Und einen Moment lang waren die Augen des kleinen Magolas vollkommen von Schwärze erfüllt, sodass nichts Weißes mehr sichtbar war!
Ein Ruck durchfuhr den Elbenkönig. Er starrte seinen Sohn völlig entgeistert an und hatte das Gefühl, als ob sich eine eiskalte Hand um sein Vaterherz schloss.
Das Ganze dauerte kaum einen Lidschlag lang, und schon im nächsten Moment war da nichts weiter zu sehen als ein neugeborener Säugling, der seinen Vater mit großen Augen anschaute. Die Finsternis in Magolas’ Augen war verschwunden, und Keandir war sich nicht einmal mehr sicher, ob er sie sich vielleicht nur eingebildet hatte und er somit ein Opfer seiner eigenen unterschwelligen Ängste geworden war.

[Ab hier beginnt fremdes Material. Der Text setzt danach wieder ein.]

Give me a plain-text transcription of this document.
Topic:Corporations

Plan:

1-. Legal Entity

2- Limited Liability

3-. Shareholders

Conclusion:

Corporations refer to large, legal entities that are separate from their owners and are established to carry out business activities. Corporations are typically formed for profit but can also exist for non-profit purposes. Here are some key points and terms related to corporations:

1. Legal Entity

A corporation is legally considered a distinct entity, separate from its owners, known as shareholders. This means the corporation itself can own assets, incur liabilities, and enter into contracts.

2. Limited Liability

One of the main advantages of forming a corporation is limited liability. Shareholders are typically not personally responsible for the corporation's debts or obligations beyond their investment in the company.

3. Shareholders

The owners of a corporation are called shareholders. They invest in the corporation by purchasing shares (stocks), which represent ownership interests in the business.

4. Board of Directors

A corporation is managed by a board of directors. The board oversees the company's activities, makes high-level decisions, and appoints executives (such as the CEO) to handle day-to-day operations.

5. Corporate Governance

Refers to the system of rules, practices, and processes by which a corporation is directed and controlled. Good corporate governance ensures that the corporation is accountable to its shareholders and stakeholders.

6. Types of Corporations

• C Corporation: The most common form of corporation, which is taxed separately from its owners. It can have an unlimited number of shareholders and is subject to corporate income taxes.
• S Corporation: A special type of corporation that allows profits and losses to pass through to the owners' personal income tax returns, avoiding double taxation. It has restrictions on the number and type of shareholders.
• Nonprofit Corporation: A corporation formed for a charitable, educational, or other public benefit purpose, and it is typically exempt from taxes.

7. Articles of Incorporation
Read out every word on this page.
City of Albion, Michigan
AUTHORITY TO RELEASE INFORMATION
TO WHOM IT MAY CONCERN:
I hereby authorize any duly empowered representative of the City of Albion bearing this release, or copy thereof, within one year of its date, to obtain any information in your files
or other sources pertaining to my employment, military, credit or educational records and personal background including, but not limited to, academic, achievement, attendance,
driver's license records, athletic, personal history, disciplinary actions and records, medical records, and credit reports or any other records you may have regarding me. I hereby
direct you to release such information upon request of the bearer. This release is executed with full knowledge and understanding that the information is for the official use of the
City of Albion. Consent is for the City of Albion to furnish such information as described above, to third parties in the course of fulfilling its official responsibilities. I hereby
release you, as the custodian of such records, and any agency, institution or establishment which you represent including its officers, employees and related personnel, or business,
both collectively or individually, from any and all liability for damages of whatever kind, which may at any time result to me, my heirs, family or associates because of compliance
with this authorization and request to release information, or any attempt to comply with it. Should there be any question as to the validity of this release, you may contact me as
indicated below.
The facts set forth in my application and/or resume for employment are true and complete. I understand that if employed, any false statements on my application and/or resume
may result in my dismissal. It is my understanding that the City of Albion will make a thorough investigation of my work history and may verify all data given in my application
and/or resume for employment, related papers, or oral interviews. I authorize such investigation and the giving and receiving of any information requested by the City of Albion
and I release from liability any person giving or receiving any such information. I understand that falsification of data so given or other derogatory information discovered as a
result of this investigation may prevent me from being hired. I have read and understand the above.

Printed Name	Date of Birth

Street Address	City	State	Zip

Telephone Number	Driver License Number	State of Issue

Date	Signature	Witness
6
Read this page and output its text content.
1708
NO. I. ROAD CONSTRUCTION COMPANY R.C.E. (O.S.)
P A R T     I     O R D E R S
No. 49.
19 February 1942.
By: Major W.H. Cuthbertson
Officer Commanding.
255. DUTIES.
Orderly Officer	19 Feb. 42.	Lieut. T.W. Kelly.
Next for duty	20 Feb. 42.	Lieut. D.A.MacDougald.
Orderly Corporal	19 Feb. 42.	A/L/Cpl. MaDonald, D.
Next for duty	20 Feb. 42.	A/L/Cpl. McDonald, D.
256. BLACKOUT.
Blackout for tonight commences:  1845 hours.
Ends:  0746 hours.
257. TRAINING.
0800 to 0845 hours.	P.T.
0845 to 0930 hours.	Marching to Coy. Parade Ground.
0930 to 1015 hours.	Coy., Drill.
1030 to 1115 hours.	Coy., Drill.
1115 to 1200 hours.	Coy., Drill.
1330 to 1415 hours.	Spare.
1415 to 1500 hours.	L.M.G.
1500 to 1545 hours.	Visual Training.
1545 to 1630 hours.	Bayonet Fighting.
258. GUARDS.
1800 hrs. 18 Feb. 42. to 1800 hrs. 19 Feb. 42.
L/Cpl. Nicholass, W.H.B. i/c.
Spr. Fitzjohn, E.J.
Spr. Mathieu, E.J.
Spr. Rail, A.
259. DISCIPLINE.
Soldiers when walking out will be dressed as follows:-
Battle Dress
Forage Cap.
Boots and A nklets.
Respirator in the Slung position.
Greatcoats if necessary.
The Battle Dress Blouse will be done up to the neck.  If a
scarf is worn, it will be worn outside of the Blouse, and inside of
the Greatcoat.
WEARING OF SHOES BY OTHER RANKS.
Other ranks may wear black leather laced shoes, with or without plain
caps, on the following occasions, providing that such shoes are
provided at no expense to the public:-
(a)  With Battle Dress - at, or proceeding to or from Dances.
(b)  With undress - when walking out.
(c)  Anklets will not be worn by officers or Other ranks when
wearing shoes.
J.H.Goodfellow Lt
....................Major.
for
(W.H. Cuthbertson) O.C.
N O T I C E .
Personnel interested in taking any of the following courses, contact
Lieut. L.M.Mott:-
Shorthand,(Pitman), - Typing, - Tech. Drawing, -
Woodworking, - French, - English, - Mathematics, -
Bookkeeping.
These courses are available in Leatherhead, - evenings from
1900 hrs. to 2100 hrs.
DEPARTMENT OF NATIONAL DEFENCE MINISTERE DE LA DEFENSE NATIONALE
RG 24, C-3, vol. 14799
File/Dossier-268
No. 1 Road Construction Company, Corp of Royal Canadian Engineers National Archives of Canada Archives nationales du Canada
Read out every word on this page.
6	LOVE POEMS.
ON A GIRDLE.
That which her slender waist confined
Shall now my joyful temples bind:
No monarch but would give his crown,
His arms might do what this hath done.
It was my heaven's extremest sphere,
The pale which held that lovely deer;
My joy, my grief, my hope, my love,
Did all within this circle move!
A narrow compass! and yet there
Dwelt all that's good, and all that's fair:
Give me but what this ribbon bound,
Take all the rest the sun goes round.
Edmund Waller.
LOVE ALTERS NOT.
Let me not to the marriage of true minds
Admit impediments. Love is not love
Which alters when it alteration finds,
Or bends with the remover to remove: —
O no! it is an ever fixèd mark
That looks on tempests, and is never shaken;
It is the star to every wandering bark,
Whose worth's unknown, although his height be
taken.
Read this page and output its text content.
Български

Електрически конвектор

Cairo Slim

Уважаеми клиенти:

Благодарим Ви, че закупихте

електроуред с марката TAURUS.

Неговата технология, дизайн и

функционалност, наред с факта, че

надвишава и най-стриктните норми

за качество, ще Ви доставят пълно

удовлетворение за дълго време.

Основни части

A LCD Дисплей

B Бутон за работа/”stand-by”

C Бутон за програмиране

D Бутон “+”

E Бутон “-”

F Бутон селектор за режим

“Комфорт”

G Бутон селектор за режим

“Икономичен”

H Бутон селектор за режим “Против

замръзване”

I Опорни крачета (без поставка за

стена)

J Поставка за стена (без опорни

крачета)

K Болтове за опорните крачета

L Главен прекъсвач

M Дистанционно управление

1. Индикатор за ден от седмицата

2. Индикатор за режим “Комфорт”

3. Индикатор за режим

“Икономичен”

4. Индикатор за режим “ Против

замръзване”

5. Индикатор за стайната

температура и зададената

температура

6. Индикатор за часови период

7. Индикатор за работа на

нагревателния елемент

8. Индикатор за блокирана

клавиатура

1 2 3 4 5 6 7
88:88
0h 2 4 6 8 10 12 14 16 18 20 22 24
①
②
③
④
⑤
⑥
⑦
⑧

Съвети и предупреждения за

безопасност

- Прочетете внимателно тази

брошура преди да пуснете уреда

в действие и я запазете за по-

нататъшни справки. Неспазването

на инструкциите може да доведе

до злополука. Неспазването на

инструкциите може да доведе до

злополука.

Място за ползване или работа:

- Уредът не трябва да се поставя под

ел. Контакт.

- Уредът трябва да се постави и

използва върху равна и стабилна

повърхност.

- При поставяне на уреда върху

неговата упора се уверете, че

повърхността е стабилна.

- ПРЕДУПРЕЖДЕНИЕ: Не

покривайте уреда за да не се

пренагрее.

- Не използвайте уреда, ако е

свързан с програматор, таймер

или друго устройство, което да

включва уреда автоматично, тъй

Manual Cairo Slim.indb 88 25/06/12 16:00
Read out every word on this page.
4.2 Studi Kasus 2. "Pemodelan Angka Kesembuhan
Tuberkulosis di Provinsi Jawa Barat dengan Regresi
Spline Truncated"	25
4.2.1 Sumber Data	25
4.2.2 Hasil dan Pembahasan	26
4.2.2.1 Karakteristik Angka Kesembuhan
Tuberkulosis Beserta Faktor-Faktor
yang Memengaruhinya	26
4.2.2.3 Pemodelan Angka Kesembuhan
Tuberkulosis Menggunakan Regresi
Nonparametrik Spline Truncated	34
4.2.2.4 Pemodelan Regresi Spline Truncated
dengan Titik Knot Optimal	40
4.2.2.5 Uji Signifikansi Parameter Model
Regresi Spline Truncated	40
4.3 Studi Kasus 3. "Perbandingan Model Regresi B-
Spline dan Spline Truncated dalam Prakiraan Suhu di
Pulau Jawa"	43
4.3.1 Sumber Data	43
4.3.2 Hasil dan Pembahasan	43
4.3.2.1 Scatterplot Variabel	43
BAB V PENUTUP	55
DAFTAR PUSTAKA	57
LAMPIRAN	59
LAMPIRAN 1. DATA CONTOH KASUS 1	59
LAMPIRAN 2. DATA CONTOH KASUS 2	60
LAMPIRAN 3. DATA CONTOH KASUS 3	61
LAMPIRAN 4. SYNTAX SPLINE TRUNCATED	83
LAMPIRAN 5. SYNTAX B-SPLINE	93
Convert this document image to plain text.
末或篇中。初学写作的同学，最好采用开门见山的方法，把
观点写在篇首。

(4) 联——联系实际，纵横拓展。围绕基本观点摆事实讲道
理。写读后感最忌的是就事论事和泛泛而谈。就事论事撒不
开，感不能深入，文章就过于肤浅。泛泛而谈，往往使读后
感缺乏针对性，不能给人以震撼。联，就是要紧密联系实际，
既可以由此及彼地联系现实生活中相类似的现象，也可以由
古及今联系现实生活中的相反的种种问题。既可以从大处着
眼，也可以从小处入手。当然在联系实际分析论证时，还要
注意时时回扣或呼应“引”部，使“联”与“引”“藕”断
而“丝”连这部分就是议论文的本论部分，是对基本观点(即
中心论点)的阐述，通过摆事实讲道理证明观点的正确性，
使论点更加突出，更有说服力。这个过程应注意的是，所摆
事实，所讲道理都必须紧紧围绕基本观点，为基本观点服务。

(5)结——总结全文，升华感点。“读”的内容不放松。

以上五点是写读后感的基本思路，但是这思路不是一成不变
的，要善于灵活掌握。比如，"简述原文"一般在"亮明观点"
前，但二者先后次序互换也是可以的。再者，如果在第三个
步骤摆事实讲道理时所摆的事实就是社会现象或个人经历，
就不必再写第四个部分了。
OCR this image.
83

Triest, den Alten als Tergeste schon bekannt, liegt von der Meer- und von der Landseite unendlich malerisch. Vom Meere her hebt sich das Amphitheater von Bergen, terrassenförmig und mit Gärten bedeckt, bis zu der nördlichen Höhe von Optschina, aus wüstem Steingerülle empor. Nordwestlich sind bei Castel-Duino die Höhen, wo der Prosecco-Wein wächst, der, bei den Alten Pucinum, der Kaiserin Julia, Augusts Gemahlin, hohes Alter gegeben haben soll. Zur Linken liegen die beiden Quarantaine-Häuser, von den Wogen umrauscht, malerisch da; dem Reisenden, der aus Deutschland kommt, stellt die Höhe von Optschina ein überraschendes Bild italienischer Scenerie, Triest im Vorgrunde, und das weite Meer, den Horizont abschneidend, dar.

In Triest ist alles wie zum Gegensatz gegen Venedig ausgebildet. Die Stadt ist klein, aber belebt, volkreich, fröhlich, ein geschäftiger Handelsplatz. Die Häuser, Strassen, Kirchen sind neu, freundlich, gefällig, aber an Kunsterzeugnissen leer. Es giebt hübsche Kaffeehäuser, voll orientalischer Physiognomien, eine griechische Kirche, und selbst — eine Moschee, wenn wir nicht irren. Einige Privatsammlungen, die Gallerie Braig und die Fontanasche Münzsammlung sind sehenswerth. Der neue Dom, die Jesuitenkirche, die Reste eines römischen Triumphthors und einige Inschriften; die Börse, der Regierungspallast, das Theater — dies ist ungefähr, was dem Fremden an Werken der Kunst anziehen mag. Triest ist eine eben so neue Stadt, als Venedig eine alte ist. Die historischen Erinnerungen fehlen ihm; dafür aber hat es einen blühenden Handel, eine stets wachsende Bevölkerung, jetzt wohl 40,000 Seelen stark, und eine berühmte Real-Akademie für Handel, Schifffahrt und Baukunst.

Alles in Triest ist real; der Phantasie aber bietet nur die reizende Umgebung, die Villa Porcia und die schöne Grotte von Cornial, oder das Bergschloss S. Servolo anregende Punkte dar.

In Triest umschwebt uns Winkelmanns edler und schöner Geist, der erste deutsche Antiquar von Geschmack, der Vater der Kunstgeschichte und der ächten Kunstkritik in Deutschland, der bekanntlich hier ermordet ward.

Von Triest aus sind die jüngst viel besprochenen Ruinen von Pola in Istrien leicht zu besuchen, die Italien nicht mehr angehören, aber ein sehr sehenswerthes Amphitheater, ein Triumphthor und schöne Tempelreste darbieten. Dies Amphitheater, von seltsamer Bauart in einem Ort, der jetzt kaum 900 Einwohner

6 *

Keandir streckte die Hand aus. Magolas’ Hand griff nach dem Zeigefinger des Königs. Die kleinen Finger schlossen sich mit einer für den König überraschenden Kraft.
»Ich wünschte manchmal, ich könnte einen Blick in die Zukunft werfen«, sagte Keandir später, als er sich mit Nathranwen unterhielt. Sie befanden sich auf dem Vorplatz des königlichen Hauptzeltes, der inzwischen mit Holzbohlen
befestigt worden war, sodass man nicht bis zu den Knöcheln in den weichen Sand am Strand von Elbenhaven einsank.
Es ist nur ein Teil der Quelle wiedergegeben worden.